30. Other Things to Consider - Impact of Large Sample Size

What If Our Sample Is Large?

One of the most important aspects of interpreting any statistical results (and one that is frequently overlooked) is assuring that your sample is truly representative of your population of interest.

Particularly in the way that data is collected today in the age of computers, response bias is so important to keep in mind. In the 2016 U.S election, polls conducted by many news media suggested a staggering difference from the reality of poll results. You can read about how response bias played a role here .

Hypothesis Testing vs. Machine Learning

With large sample sizes, hypothesis testing leads to even the smallest of findings as statistically significant . However, these findings might not be practically significant at all.

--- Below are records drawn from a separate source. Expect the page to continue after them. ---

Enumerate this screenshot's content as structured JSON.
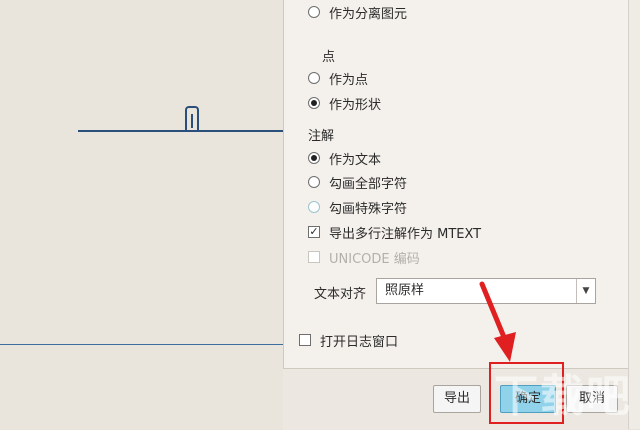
{
  "options": {
    "separate_element": "作为分离图元",
    "points_heading": "点",
    "as_point": "作为点",
    "as_shape": "作为形状",
    "notes_heading": "注解",
    "as_text": "作为文本",
    "outline_all": "勾画全部字符",
    "outline_special": "勾画特殊字符",
    "export_mtext": "导出多行注解作为 MTEXT",
    "unicode": "UNICODE 编码"
  },
  "text_align": {
    "label": "文本对齐",
    "value": "照原样"
  },
  "log_window": "打开日志窗口",
  "buttons": {
    "export": "导出",
    "ok": "确定",
    "cancel": "取消"
  },
  "watermark": "下载吧"
}
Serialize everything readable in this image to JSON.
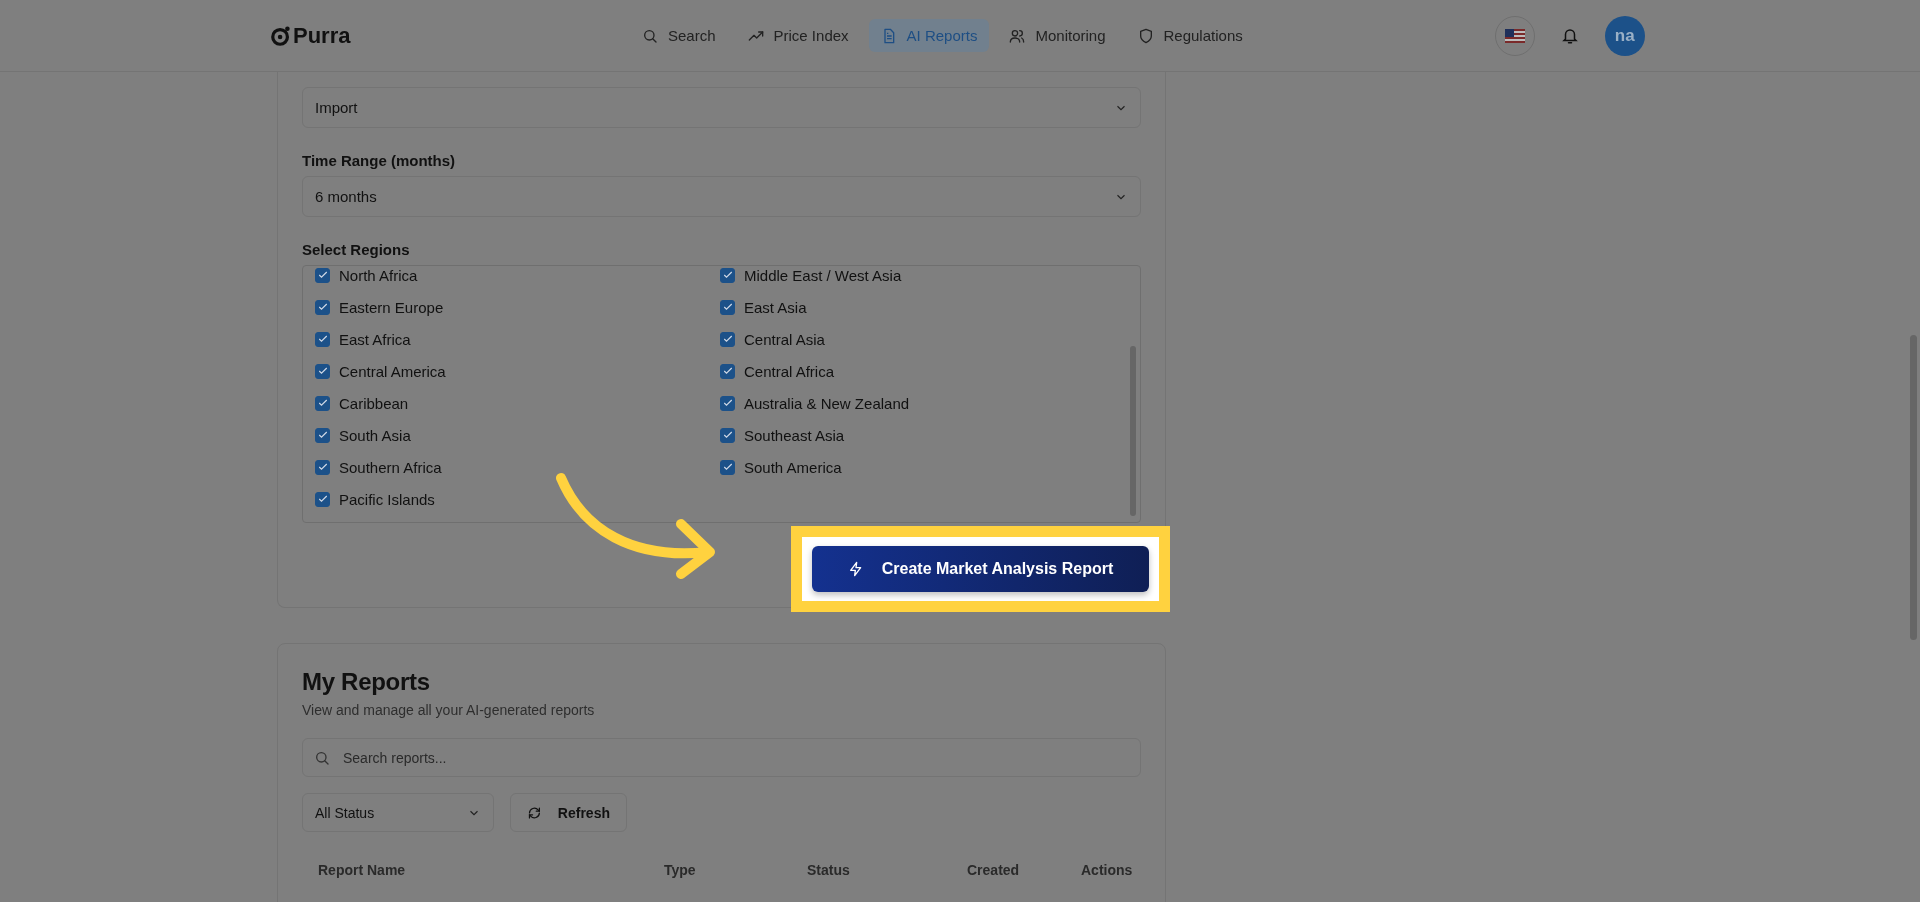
{
  "header": {
    "logo": "Purra",
    "nav": [
      {
        "label": "Search",
        "selected": false
      },
      {
        "label": "Price Index",
        "selected": false
      },
      {
        "label": "AI Reports",
        "selected": true
      },
      {
        "label": "Monitoring",
        "selected": false
      },
      {
        "label": "Regulations",
        "selected": false
      }
    ],
    "avatar": "na"
  },
  "form": {
    "trade_type": {
      "value": "Import"
    },
    "time_range": {
      "label": "Time Range (months)",
      "value": "6 months"
    },
    "regions_label": "Select Regions",
    "regions": [
      {
        "label": "North Africa",
        "checked": true
      },
      {
        "label": "Middle East / West Asia",
        "checked": true
      },
      {
        "label": "Eastern Europe",
        "checked": true
      },
      {
        "label": "East Asia",
        "checked": true
      },
      {
        "label": "East Africa",
        "checked": true
      },
      {
        "label": "Central Asia",
        "checked": true
      },
      {
        "label": "Central America",
        "checked": true
      },
      {
        "label": "Central Africa",
        "checked": true
      },
      {
        "label": "Caribbean",
        "checked": true
      },
      {
        "label": "Australia & New Zealand",
        "checked": true
      },
      {
        "label": "South Asia",
        "checked": true
      },
      {
        "label": "Southeast Asia",
        "checked": true
      },
      {
        "label": "Southern Africa",
        "checked": true
      },
      {
        "label": "South America",
        "checked": true
      },
      {
        "label": "Pacific Islands",
        "checked": true
      }
    ],
    "submit": "Create Market Analysis Report"
  },
  "reports": {
    "title": "My Reports",
    "subtitle": "View and manage all your AI-generated reports",
    "search": {
      "placeholder": "Search reports..."
    },
    "status_filter": "All Status",
    "refresh": "Refresh",
    "columns": [
      "Report Name",
      "Type",
      "Status",
      "Created",
      "Actions"
    ]
  }
}
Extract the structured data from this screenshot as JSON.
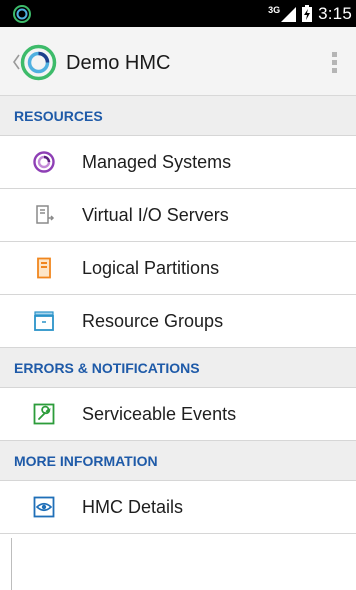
{
  "status_bar": {
    "network_type": "3G",
    "time": "3:15"
  },
  "action_bar": {
    "title": "Demo HMC"
  },
  "sections": [
    {
      "header": "RESOURCES",
      "items": [
        {
          "label": "Managed Systems",
          "icon": "managed-systems-icon"
        },
        {
          "label": "Virtual I/O Servers",
          "icon": "virtual-io-servers-icon"
        },
        {
          "label": "Logical Partitions",
          "icon": "logical-partitions-icon"
        },
        {
          "label": "Resource Groups",
          "icon": "resource-groups-icon"
        }
      ]
    },
    {
      "header": "ERRORS & NOTIFICATIONS",
      "items": [
        {
          "label": "Serviceable Events",
          "icon": "wrench-icon"
        }
      ]
    },
    {
      "header": "MORE INFORMATION",
      "items": [
        {
          "label": "HMC Details",
          "icon": "eye-icon"
        }
      ]
    }
  ],
  "colors": {
    "section_header_text": "#1e5aa8",
    "managed_systems": "#8e3fb5",
    "virtual_io": "#8a8a8a",
    "logical_partitions": "#f0861e",
    "resource_groups": "#2b93c9",
    "serviceable_events": "#2c9c3a",
    "hmc_details": "#1f6fb8"
  }
}
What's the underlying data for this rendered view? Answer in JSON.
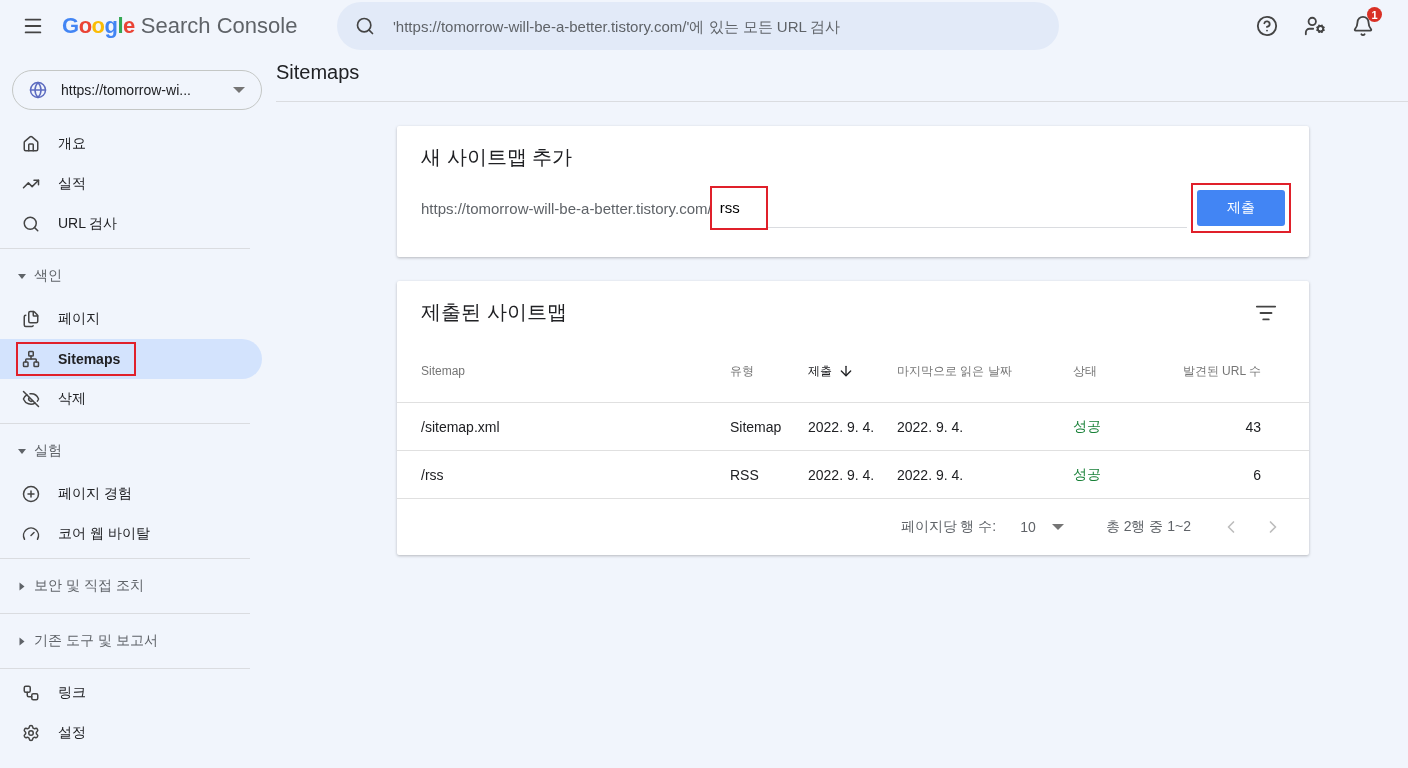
{
  "header": {
    "logo_brand": "Google",
    "logo_product": "Search Console",
    "search": {
      "placeholder": "'https://tomorrow-will-be-a-better.tistory.com/'에 있는 모든 URL 검사"
    },
    "notification_count": "1"
  },
  "sidebar": {
    "property": "https://tomorrow-wi...",
    "sections": [
      {
        "items": [
          {
            "label": "개요",
            "selected": false,
            "highlighted": false
          },
          {
            "label": "실적",
            "selected": false,
            "highlighted": false
          },
          {
            "label": "URL 검사",
            "selected": false,
            "highlighted": false
          }
        ]
      },
      {
        "heading": "색인",
        "expanded": true,
        "items": [
          {
            "label": "페이지",
            "selected": false,
            "highlighted": false
          },
          {
            "label": "Sitemaps",
            "selected": true,
            "highlighted": true
          },
          {
            "label": "삭제",
            "selected": false,
            "highlighted": false
          }
        ]
      },
      {
        "heading": "실험",
        "expanded": true,
        "items": [
          {
            "label": "페이지 경험",
            "selected": false,
            "highlighted": false
          },
          {
            "label": "코어 웹 바이탈",
            "selected": false,
            "highlighted": false
          }
        ]
      },
      {
        "heading": "보안 및 직접 조치",
        "expanded": false
      },
      {
        "heading": "기존 도구 및 보고서",
        "expanded": false
      },
      {
        "items": [
          {
            "label": "링크",
            "selected": false,
            "highlighted": false
          },
          {
            "label": "설정",
            "selected": false,
            "highlighted": false
          }
        ]
      }
    ]
  },
  "page_title": "Sitemaps",
  "add_card": {
    "title": "새 사이트맵 추가",
    "url_prefix": "https://tomorrow-will-be-a-better.tistory.com/",
    "input": {
      "value": "rss",
      "highlighted": true
    },
    "submit": {
      "label": "제출",
      "highlighted": true
    }
  },
  "submitted_card": {
    "title": "제출된 사이트맵",
    "columns": [
      {
        "label": "Sitemap",
        "sorted": false
      },
      {
        "label": "유형",
        "sorted": false
      },
      {
        "label": "제출",
        "sorted": true
      },
      {
        "label": "마지막으로 읽은 날짜",
        "sorted": false
      },
      {
        "label": "상태",
        "sorted": false
      },
      {
        "label": "발견된 URL 수",
        "sorted": false
      }
    ],
    "rows": [
      [
        "/sitemap.xml",
        "Sitemap",
        "2022. 9. 4.",
        "2022. 9. 4.",
        "성공",
        "43"
      ],
      [
        "/rss",
        "RSS",
        "2022. 9. 4.",
        "2022. 9. 4.",
        "성공",
        "6"
      ]
    ],
    "pagination": {
      "rows_per_page_label": "페이지당 행 수:",
      "rows_per_page": "10",
      "range": "총 2행 중 1~2",
      "prev_disabled": true,
      "next_disabled": true
    }
  }
}
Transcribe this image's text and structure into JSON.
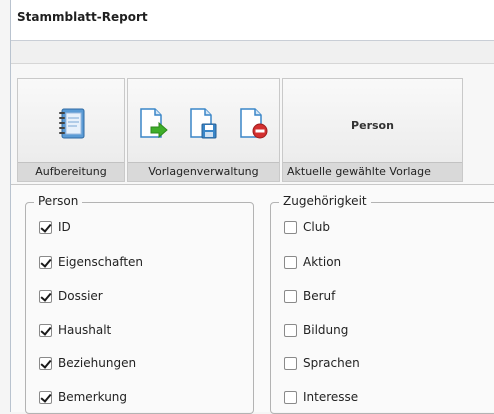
{
  "window": {
    "title": "Stammblatt-Report"
  },
  "ribbon": {
    "groups": [
      {
        "label": "Aufbereitung",
        "icons": [
          "notebook-icon"
        ]
      },
      {
        "label": "Vorlagenverwaltung",
        "icons": [
          "document-export-icon",
          "document-save-icon",
          "document-delete-icon"
        ]
      },
      {
        "label": "Aktuelle gewählte Vorlage",
        "current_template": "Person"
      }
    ]
  },
  "person": {
    "legend": "Person",
    "items": [
      {
        "label": "ID",
        "checked": true
      },
      {
        "label": "Eigenschaften",
        "checked": true
      },
      {
        "label": "Dossier",
        "checked": true
      },
      {
        "label": "Haushalt",
        "checked": true
      },
      {
        "label": "Beziehungen",
        "checked": true
      },
      {
        "label": "Bemerkung",
        "checked": true
      }
    ]
  },
  "zugehoerigkeit": {
    "legend": "Zugehörigkeit",
    "items": [
      {
        "label": "Club",
        "checked": false
      },
      {
        "label": "Aktion",
        "checked": false
      },
      {
        "label": "Beruf",
        "checked": false
      },
      {
        "label": "Bildung",
        "checked": false
      },
      {
        "label": "Sprachen",
        "checked": false
      },
      {
        "label": "Interesse",
        "checked": false
      }
    ]
  },
  "colors": {
    "accent_green": "#3fae2a",
    "accent_blue": "#3a86c8",
    "accent_red": "#d32f2f"
  }
}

For example, imagine you find that statistically more people prefer beverage 1 to beverage 2 in a study of more than one million people. Based on this you decide to open a shop to sell beverage 1. You then find out that beverage 1 is only more popular than beverage 2 by 0.0002% (but a statistically significant amount with your large sample size). Practically, maybe you should have opened a store that sold both.

Hypothesis testing takes an aggregate approach towards the conclusions made based on data, as these tests are aimed at understanding population parameters (which are aggregate population values).

Alternatively, machine learning techniques take an individual approach towards making conclusions, as they attempt to predict an outcome for each specific data point.

In the final lessons of this class, you will learn about two of the most fundamental machine learning approaches used in practice: linear and logistic regression.